The access was originally from the side of the grassy bank to the right (east) - below where the men are standing; this has been blocked at some time in the early twentieth century (the farmer does not remember it even as a child) and the man-lid substituted. This is now secured with bolts. The passageway leads straight into the upper side of the chamber, access to which would have been by wooden ladder when cleaning was necessary, perhaps every two or three years.
The deer shelter on top served to keep an overlayer of insulating dry earth. Condensation on the inner part of the brick roof was undesirable; in the Carlton ice-house (of the igloo type) there is a double layer of brick with air vents which actually encouraged evaporation from the surface of the ice, taking out heat and therefore contrary to intuition, keeping the ice colder. The ‘warm’ wet air was therefore allowed to blow away. That was probably a better design.

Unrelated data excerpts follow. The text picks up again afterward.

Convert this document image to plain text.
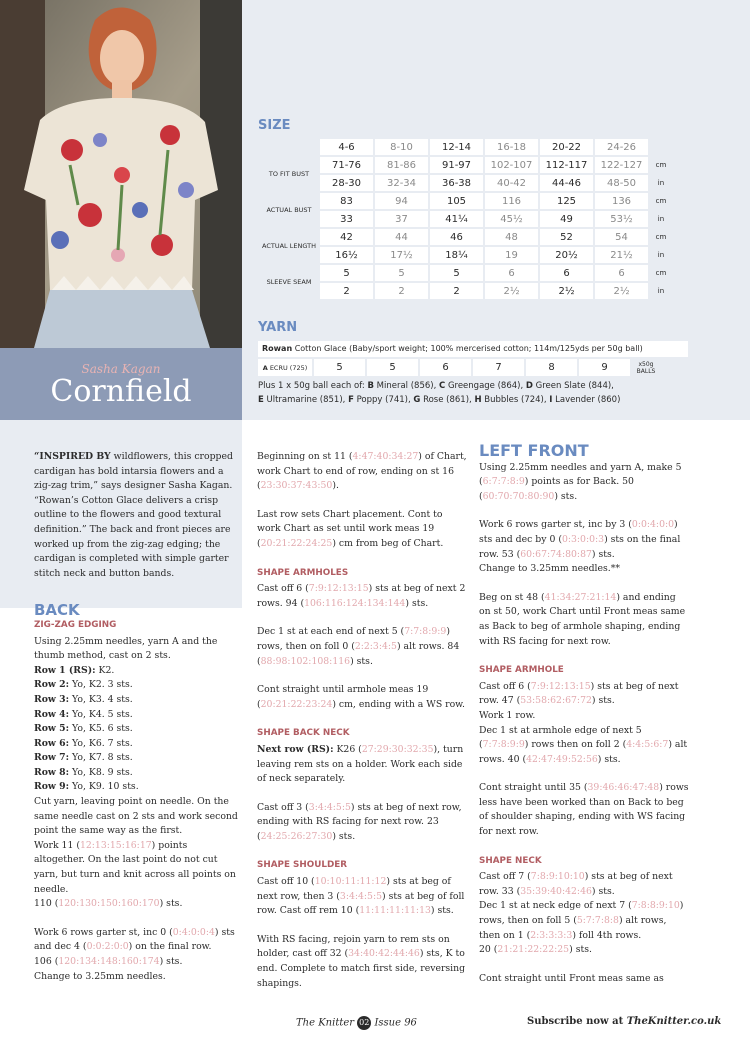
Sasha Kagan
Cornfield
SIZE
	4-6	8-10	12-14	16-18	20-22	24-26	
TO FIT BUST	71-76	81-86	91-97	102-107	112-117	122-127	cm
	28-30	32-34	36-38	40-42	44-46	48-50	in
ACTUAL BUST	83	94	105	116	125	136	cm
	33	37	41¼	45½	49	53½	in
ACTUAL LENGTH	42	44	46	48	52	54	cm
	16½	17½	18¼	19	20½	21½	in
SLEEVE SEAM	5	5	5	6	6	6	cm
	2	2	2	2½	2½	2½	in
YARN
Rowan Cotton Glace (Baby/sport weight; 100% mercerised cotton; 114m/125yds per 50g ball)
A ECRU (725)	5	5	6	7	8	9	x50g BALLS
Plus 1 x 50g ball each of: B Mineral (856), C Greengage (864), D Green Slate (844),
E Ultramarine (851), F Poppy (741), G Rose (861), H Bubbles (724), I Lavender (860)

“INSPIRED BY wildflowers, this cropped cardigan has bold intarsia flowers and a zig-zag trim,” says designer Sasha Kagan. “Rowan’s Cotton Glace delivers a crisp outline to the flowers and good textural definition.” The back and front pieces are worked up from the zig-zag edging; the cardigan is completed with simple garter stitch neck and button bands.

BACK
ZIG-ZAG EDGING
Using 2.25mm needles, yarn A and the thumb method, cast on 2 sts.
Row 1 (RS): K2.
Row 2: Yo, K2. 3 sts.
Row 3: Yo, K3. 4 sts.
Row 4: Yo, K4. 5 sts.
Row 5: Yo, K5. 6 sts.
Row 6: Yo, K6. 7 sts.
Row 7: Yo, K7. 8 sts.
Row 8: Yo, K8. 9 sts.
Row 9: Yo, K9. 10 sts.
Cut yarn, leaving point on needle. On the same needle cast on 2 sts and work second point the same way as the first.

Work 11 (12:13:15:16:17) points altogether. On the last point do not cut yarn, but turn and knit across all points on needle.
110 (120:130:150:160:170) sts.

Work 6 rows garter st, inc 0 (0:4:0:0:4) sts and dec 4 (0:0:2:0:0) on the final row.
106 (120:134:148:160:174) sts.
Change to 3.25mm needles.

Beginning on st 11 (4:47:40:34:27) of Chart, work Chart to end of row, ending on st 16 (23:30:37:43:50).

Last row sets Chart placement. Cont to work Chart as set until work meas 19 (20:21:22:24:25) cm from beg of Chart.

SHAPE ARMHOLES

Cast off 6 (7:9:12:13:15) sts at beg of next 2 rows. 94 (106:116:124:134:144) sts.

Dec 1 st at each end of next 5 (7:7:8:9:9) rows, then on foll 0 (2:2:3:4:5) alt rows. 84 (88:98:102:108:116) sts.

Cont straight until armhole meas 19 (20:21:22:23:24) cm, ending with a WS row.

SHAPE BACK NECK

Next row (RS): K26 (27:29:30:32:35), turn leaving rem sts on a holder. Work each side of neck separately.

Cast off 3 (3:4:4:5:5) sts at beg of next row, ending with RS facing for next row. 23 (24:25:26:27:30) sts.

SHAPE SHOULDER

Cast off 10 (10:10:11:11:12) sts at beg of next row, then 3 (3:4:4:5:5) sts at beg of foll row. Cast off rem 10 (11:11:11:11:13) sts.

With RS facing, rejoin yarn to rem sts on holder, cast off 32 (34:40:42:44:46) sts, K to end. Complete to match first side, reversing shapings.

LEFT FRONT

Using 2.25mm needles and yarn A, make 5 (6:7:7:8:9) points as for Back. 50 (60:70:70:80:90) sts.

Work 6 rows garter st, inc by 3 (0:0:4:0:0) sts and dec by 0 (0:3:0:0:3) sts on the final row. 53 (60:67:74:80:87) sts.
Change to 3.25mm needles.**

Beg on st 48 (41:34:27:21:14) and ending on st 50, work Chart until Front meas same as Back to beg of armhole shaping, ending with RS facing for next row.

SHAPE ARMHOLE

Cast off 6 (7:9:12:13:15) sts at beg of next row. 47 (53:58:62:67:72) sts.
Work 1 row.
Dec 1 st at armhole edge of next 5 (7:7:8:9:9) rows then on foll 2 (4:4:5:6:7) alt rows. 40 (42:47:49:52:56) sts.

Cont straight until 35 (39:46:46:47:48) rows less have been worked than on Back to beg of shoulder shaping, ending with WS facing for next row.

SHAPE NECK

Cast off 7 (7:8:9:10:10) sts at beg of next row. 33 (35:39:40:42:46) sts.
Dec 1 st at neck edge of next 7 (7:8:8:9:10) rows, then on foll 5 (5:7:7:8:8) alt rows, then on 1 (2:3:3:3:3) foll 4th rows.
20 (21:21:22:22:25) sts.

Cont straight until Front meas same as

The Knitter 02 Issue 96	Subscribe now at TheKnitter.co.uk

The ice supply came from the adjacent shallow (ideally about 3 feet deep) ‘valleys’ in the embankments, the beck, and from the ‘fish pond’ which ran beside the road below and opposite Church Lodge. The meadows all around were probably often flooded and the winters were seriously cold.. This had to be collected as dry and cold as possible and taken by cart to the icehouse, where it was stacked in the entry and then packed tightly into the cavity. An icehouse in Devon was recorded as taking thirty men more than five days to store forty tons of ice; a Cumbrian house paid fourteen men a bonus of ale, bread and cheese for four weeks’ work. It was then trampled or rammed into a dense mass.
When the ice was nearly up to the access passage, straw might be laid over it, and the food which was to be kept fresh throughout the summers merely laid on the ice surface on wooden trays or on shelves in the closest part of the passageway.
The passage was usually insulated by the use of at least three doors (like the Carlton example), but on the Tofts only an inner one remains.